Earth Scientists Use Fractals To Measure And Predict Natural Disasters


Predicting the size, location, and timing of natural hazards is virtually impossible, but now, earth scientists are able to forecast hurricanes, floods, earthquakes, volcanic eruptions, wildfires, and landslides using fractals. A fractal is a mathematical formula of a pattern that repeats over a wide range of size and time scales. These patterns are hidden within more complex systems. A good example of a fractal is the branching system of a river. Small tributaries join to form larger and larger "branches" in the system, but each small piece of the system closely resembles the branching pattern as a whole.
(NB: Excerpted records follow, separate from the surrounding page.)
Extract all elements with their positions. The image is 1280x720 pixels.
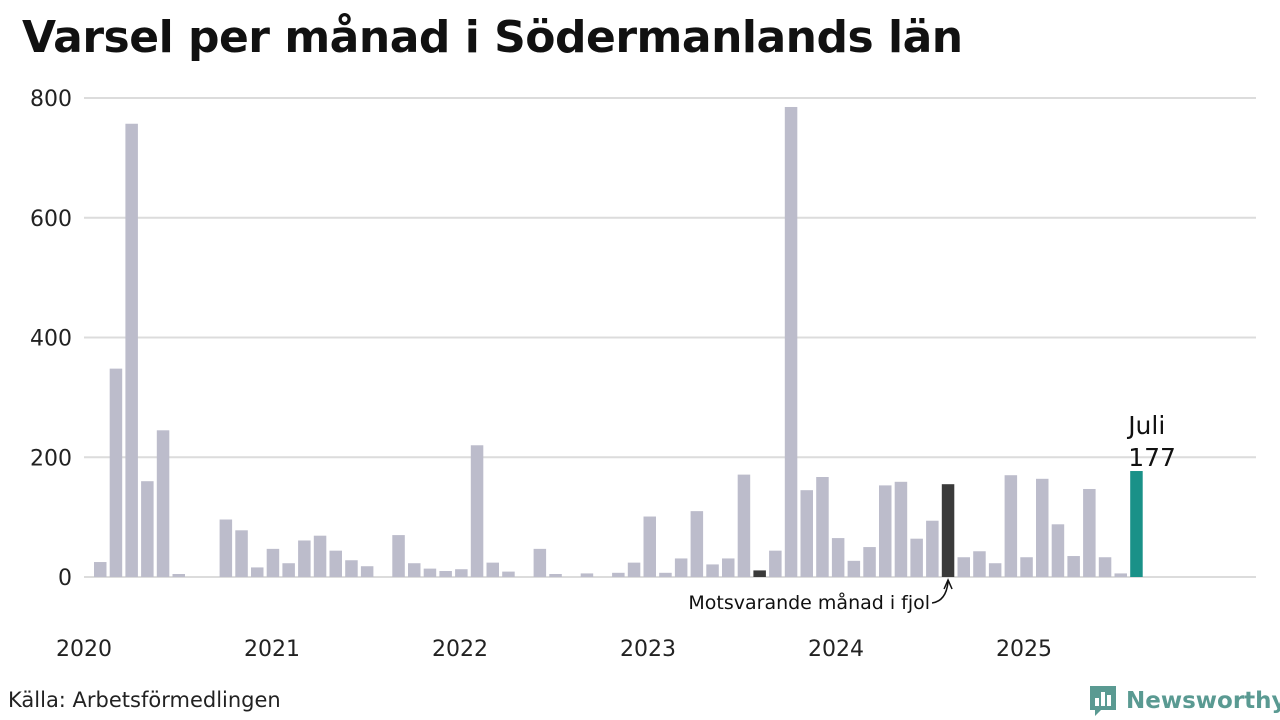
- highlight-month-label: Juli: [1126, 411, 1165, 440]
- grid-lines: [84, 97, 1256, 578]
- highlight-value-label: 177: [1128, 443, 1176, 472]
- bar: [784, 106, 798, 577]
- arrow-line: [931, 581, 949, 604]
- y-tick-label: 600: [30, 207, 72, 232]
- bar: [549, 574, 562, 577]
- bar: [219, 519, 233, 577]
- bar: [172, 574, 185, 577]
- annotations: Juli 177 Motsvarande månad i fjol: [688, 411, 1176, 614]
- bar: [627, 562, 641, 577]
- bar: [533, 548, 547, 577]
- bar: [894, 481, 908, 577]
- bar: [737, 474, 751, 577]
- bar: [1036, 478, 1049, 577]
- bar: [360, 566, 374, 577]
- bar: [706, 564, 719, 577]
- bar: [753, 570, 766, 577]
- x-tick-label: 2021: [244, 637, 300, 662]
- bar: [502, 571, 515, 577]
- bar: [879, 485, 892, 577]
- bar: [109, 368, 123, 577]
- bar: [1130, 471, 1143, 577]
- bar: [769, 550, 782, 577]
- bar: [722, 558, 735, 577]
- brand-name: Newsworthy: [1126, 688, 1280, 714]
- previous-year-label: Motsvarande månad i fjol: [688, 591, 930, 614]
- y-tick-label: 400: [30, 327, 72, 352]
- bar: [1067, 556, 1080, 577]
- bar: [659, 572, 672, 577]
- bar: [298, 540, 311, 577]
- bar: [1114, 573, 1127, 577]
- bar: [910, 538, 923, 577]
- bar: [690, 511, 704, 577]
- bar: [941, 484, 955, 577]
- x-tick-label: 2025: [996, 637, 1052, 662]
- bar: [1051, 524, 1065, 577]
- y-axis-labels: 0 200 400 600 800: [30, 87, 72, 591]
- bar: [156, 430, 170, 577]
- y-tick-label: 800: [30, 87, 72, 112]
- bar: [847, 560, 861, 577]
- bar: [329, 550, 342, 577]
- bar: [439, 571, 452, 577]
- bar: [1098, 557, 1112, 577]
- bar: [973, 551, 986, 577]
- bar: [408, 563, 421, 577]
- bar: [94, 562, 107, 577]
- bar: [926, 520, 939, 577]
- x-tick-label: 2023: [620, 637, 676, 662]
- bar: [831, 538, 845, 577]
- arrow-head: [943, 578, 953, 590]
- x-tick-label: 2024: [808, 637, 864, 662]
- chart-title: Varsel per månad i Södermanlands län: [22, 12, 963, 63]
- x-axis-labels: 2020 2021 2022 2023 2024 2025: [56, 637, 1052, 662]
- bar: [345, 560, 358, 577]
- bar: [580, 573, 594, 577]
- newsworthy-logo: Newsworthy: [1088, 684, 1280, 718]
- bar: [816, 477, 829, 577]
- source-credit: Källa: Arbetsförmedlingen: [8, 688, 281, 712]
- bar: [455, 569, 468, 577]
- bar: [800, 490, 813, 577]
- bar: [988, 563, 1002, 577]
- bar: [251, 567, 264, 577]
- bar: [392, 535, 405, 577]
- bar: [957, 557, 970, 577]
- y-tick-label: 0: [58, 566, 72, 591]
- bars: [94, 106, 1143, 577]
- bar-chart-logo-icon: [1090, 686, 1116, 716]
- x-tick-label: 2022: [432, 637, 488, 662]
- bar: [125, 123, 138, 577]
- bar: [643, 516, 656, 577]
- bar: [423, 568, 437, 577]
- bar: [235, 530, 248, 577]
- bar: [282, 563, 295, 577]
- bar: [266, 548, 280, 577]
- x-tick-label: 2020: [56, 637, 112, 662]
- bar: [612, 572, 625, 577]
- bar: [863, 547, 876, 577]
- bar: [141, 481, 154, 577]
- y-tick-label: 200: [30, 446, 72, 471]
- bar: [1083, 488, 1096, 577]
- bar: [674, 558, 688, 577]
- bar: [313, 535, 327, 577]
- bar: [1004, 475, 1018, 577]
- bar: [486, 562, 499, 577]
- bar: [1020, 557, 1033, 577]
- bar: [470, 445, 484, 577]
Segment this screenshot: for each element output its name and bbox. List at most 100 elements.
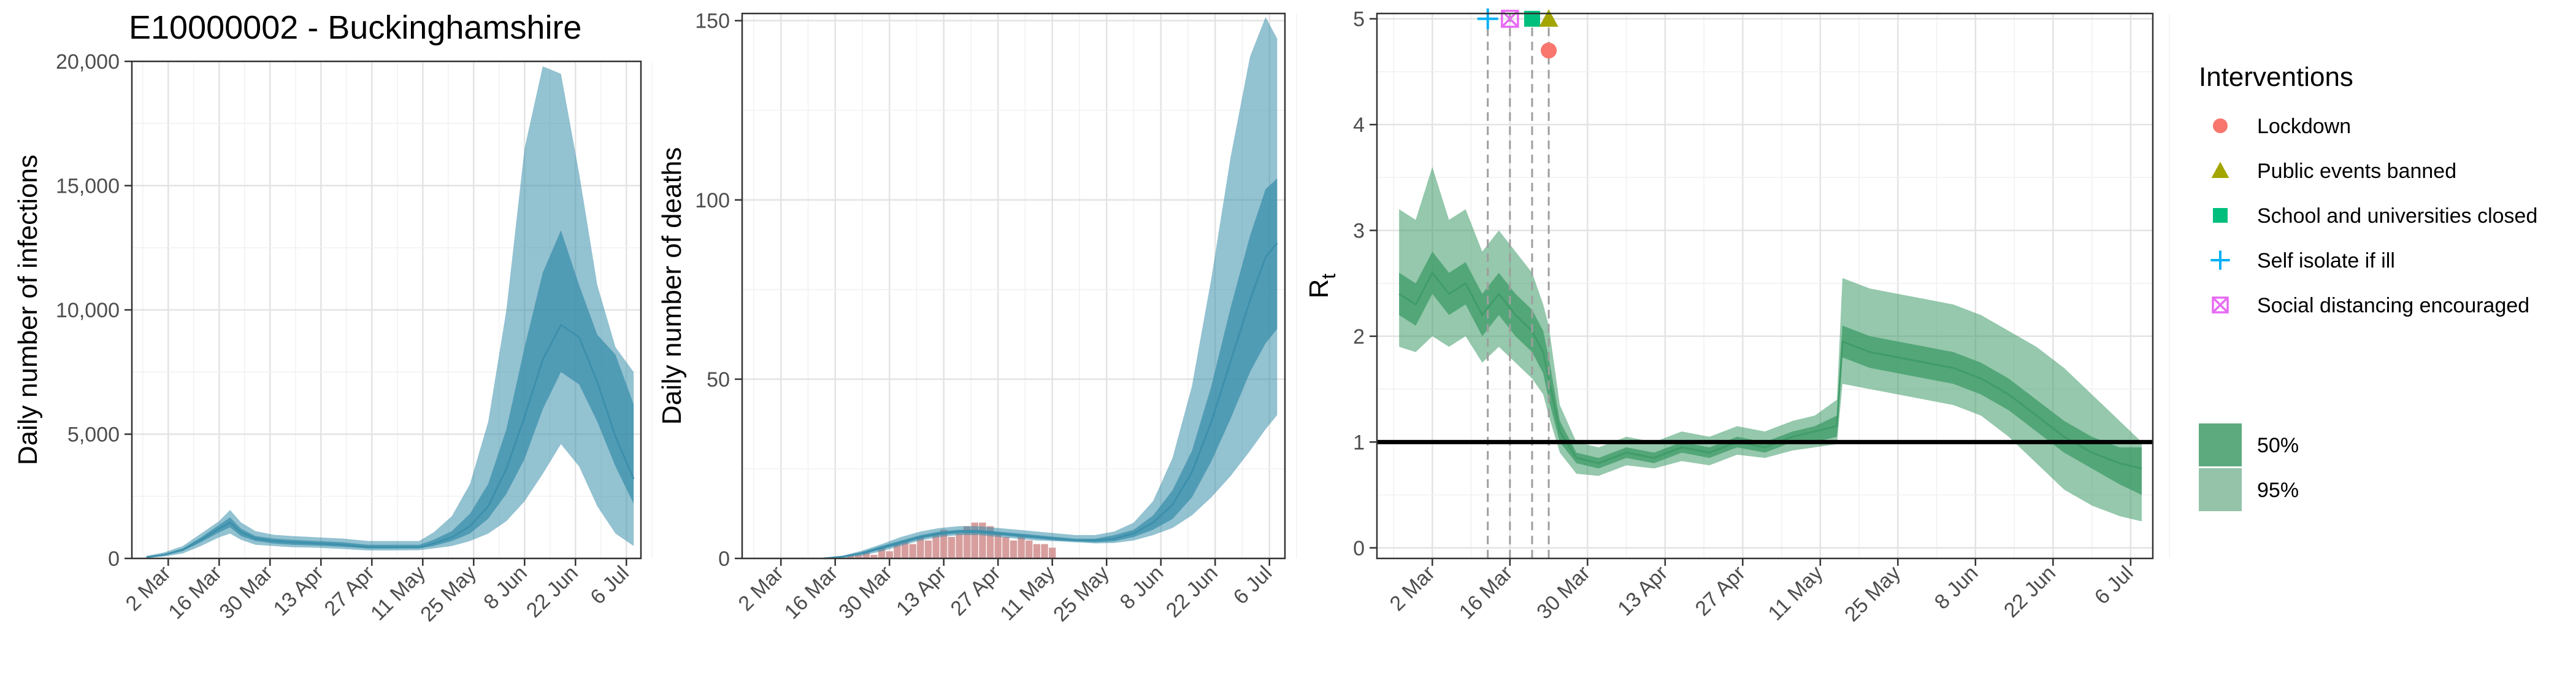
observed-death-bar bbox=[1018, 536, 1025, 558]
observed-death-bar bbox=[1002, 536, 1010, 558]
legend-key-icon-d2 bbox=[2212, 296, 2229, 314]
legend-swatch bbox=[2199, 468, 2242, 511]
observed-death-bar bbox=[909, 544, 916, 558]
observed-death-bar bbox=[901, 540, 909, 558]
legend-title: Interventions bbox=[2199, 62, 2353, 92]
observed-death-bar bbox=[986, 526, 994, 558]
observed-death-bar bbox=[1041, 544, 1048, 558]
observed-death-bar bbox=[917, 536, 924, 558]
y-tick-label: 2 bbox=[1353, 325, 1365, 349]
observed-death-bar bbox=[940, 530, 948, 558]
y-tick-label: 0 bbox=[1353, 537, 1365, 560]
x-tick-label: 27 Apr bbox=[1691, 561, 1750, 620]
x-tick-label: 11 May bbox=[1764, 561, 1828, 625]
y-tick-label: 20,000 bbox=[56, 50, 120, 74]
legend-item-label: School and universities closed bbox=[2257, 204, 2537, 228]
observed-death-bar bbox=[894, 544, 901, 558]
y-tick-label: 100 bbox=[695, 189, 730, 212]
x-tick-label: 16 Mar bbox=[1455, 561, 1517, 624]
x-tick-label: 30 Mar bbox=[834, 561, 897, 624]
observed-death-bar bbox=[948, 536, 956, 558]
y-tick-label: 0 bbox=[108, 547, 120, 571]
x-tick-label: 30 Mar bbox=[215, 561, 277, 624]
chart-panel-3: 0 1 2 3 4 5 2 Mar 16 Mar 30 Mar 13 Apr 27 Apr 11 Ma… bbox=[1304, 8, 2170, 627]
legend-bands: 50% 95% bbox=[2199, 423, 2299, 511]
legend-item-label: Lockdown bbox=[2257, 115, 2351, 138]
x-tick-label: 22 Jun bbox=[522, 561, 583, 622]
y-tick-label: 10,000 bbox=[56, 299, 120, 322]
y-tick-label: 50 bbox=[707, 368, 730, 392]
legend-item-label: Self isolate if ill bbox=[2257, 249, 2395, 272]
observed-death-bar bbox=[956, 533, 963, 558]
intervention-marker bbox=[1539, 9, 1558, 27]
legend-key-icon bbox=[2211, 161, 2229, 178]
y-axis-label: Rt bbox=[1304, 274, 1340, 299]
y-tick-label: 15,000 bbox=[56, 175, 120, 198]
band-50 bbox=[146, 230, 634, 558]
legend-key-icon-box bbox=[2212, 296, 2229, 314]
x-tick-label: 22 Jun bbox=[1162, 561, 1222, 622]
x-tick-label: 27 Apr bbox=[946, 561, 1005, 620]
observed-death-bar bbox=[924, 540, 932, 558]
median-line bbox=[146, 323, 635, 558]
y-tick-label: 5 bbox=[1353, 8, 1365, 31]
intervention-marker-box bbox=[1501, 9, 1519, 28]
x-tick-label: 16 Mar bbox=[164, 561, 226, 624]
x-tick-label: 30 Mar bbox=[1532, 561, 1595, 624]
legend-band-label: 50% bbox=[2257, 434, 2299, 457]
x-tick-label: 13 Apr bbox=[1613, 561, 1672, 620]
legend-key-icon bbox=[2212, 296, 2229, 314]
x-tick-label: 2 Mar bbox=[1386, 561, 1439, 615]
legend-key-icon bbox=[2210, 250, 2230, 270]
observed-death-bar bbox=[886, 551, 893, 558]
intervention-marker bbox=[1477, 8, 1498, 29]
y-tick-label: 1 bbox=[1353, 431, 1365, 454]
observed-death-bar bbox=[932, 533, 940, 558]
y-axis-label: Daily number of deaths bbox=[657, 147, 687, 425]
x-tick-label: 25 May bbox=[1049, 561, 1114, 627]
x-tick-label: 6 Jul bbox=[1229, 561, 1277, 609]
legend-item-label: Social distancing encouraged bbox=[2257, 294, 2529, 317]
x-tick-label: 13 Apr bbox=[269, 561, 328, 620]
legend-key-icon bbox=[2213, 118, 2228, 133]
x-tick-label: 25 May bbox=[416, 561, 481, 627]
median-line bbox=[823, 242, 1278, 560]
median-line bbox=[1398, 271, 2142, 469]
plot-frame bbox=[1376, 12, 2154, 560]
observed-death-bar bbox=[979, 522, 986, 558]
y-tick-label: 5,000 bbox=[67, 423, 120, 447]
y-tick-label: 3 bbox=[1353, 219, 1365, 242]
x-tick-label: 11 May bbox=[995, 561, 1059, 625]
y-tick-label: 4 bbox=[1353, 114, 1365, 137]
observed-death-bar bbox=[854, 555, 862, 558]
legend-band-label: 95% bbox=[2257, 479, 2299, 502]
legend-interventions: Interventions Lockdown Public events banne… bbox=[2199, 62, 2537, 317]
x-tick-label: 11 May bbox=[366, 561, 430, 625]
legend-swatch bbox=[2199, 423, 2242, 466]
x-tick-label: 25 May bbox=[1840, 561, 1905, 627]
legend-item-label: Public events banned bbox=[2257, 160, 2456, 183]
x-tick-label: 13 Apr bbox=[892, 561, 951, 620]
x-tick-label: 8 Jun bbox=[1930, 561, 1983, 614]
y-tick-label: 0 bbox=[718, 547, 730, 571]
observed-death-bar bbox=[1033, 544, 1041, 558]
y-tick-label: 150 bbox=[695, 10, 730, 33]
observed-death-bar bbox=[878, 547, 886, 558]
x-tick-label: 8 Jun bbox=[1116, 561, 1168, 614]
observed-death-bar bbox=[870, 555, 878, 558]
observed-death-bar bbox=[1049, 547, 1056, 558]
legend-key-icon bbox=[2213, 208, 2228, 223]
intervention-marker bbox=[1541, 42, 1557, 59]
gridlines bbox=[1377, 14, 2170, 558]
page-title: E10000002 - Buckinghamshire bbox=[129, 9, 582, 46]
plot-frame bbox=[741, 12, 1286, 560]
y-axis-label-subscript: t bbox=[1317, 274, 1340, 279]
observed-death-bar bbox=[994, 533, 1002, 558]
x-tick-label: 16 Mar bbox=[780, 561, 843, 624]
observed-death-bar bbox=[963, 526, 971, 558]
observed-death-bar bbox=[1025, 540, 1033, 558]
x-tick-label: 6 Jul bbox=[2090, 561, 2138, 609]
At the American Geophysical Union meeting held last month, Benoit Mandelbrot, a professor of mathematical sciences at Yale University who is considered to be the father of fractals, described how he has been using fractals to find order within complex systems in nature, such as the natural shape of a coastline. As a result of his research, earth scientists are taking Mandelbrot’s fractal approach one step further and are measuring past events and making probability forecasts about the size, location, and timing of future natural disasters.
"By understanding the fractal order and scale imbedded in patterns of chaos, researchers found a deeper level of understanding that can be used to predict natural hazards," says Christopher Barton, a research geologist at the United States Geological Survey, "They can measure past events like a hurricane and then apply fractal mathematics to predict future hurricane events."
In the past, earth scientists have relied on statistical methods to forecast natural hazard events, but when Barton used fractals, he found that these patterns contain a level of information that has never been seen using statistical methods. Barton discovered that by comparing the fractal formulas of the size and frequency of a hurricane’s wind speed to the historic record of information about past hurricane landfall location and timing that he was able to predict the approximate wind speed of the hurricane when it made landfall at a given coastal location along the United States Atlantic and Gulf of Mexico coasts.
Forecasts of hazardous natural phenomena based on the application of fractals are now available to government agencies responsible for planning and responding to natural disasters such the Federal Emergency Management Association and other emergency personnel to be able to better forecast the size, location, and timing of future events. "Based on the fractal patterns seen over the past 100 years," says Barton, "We can better forecast the probability of a future event."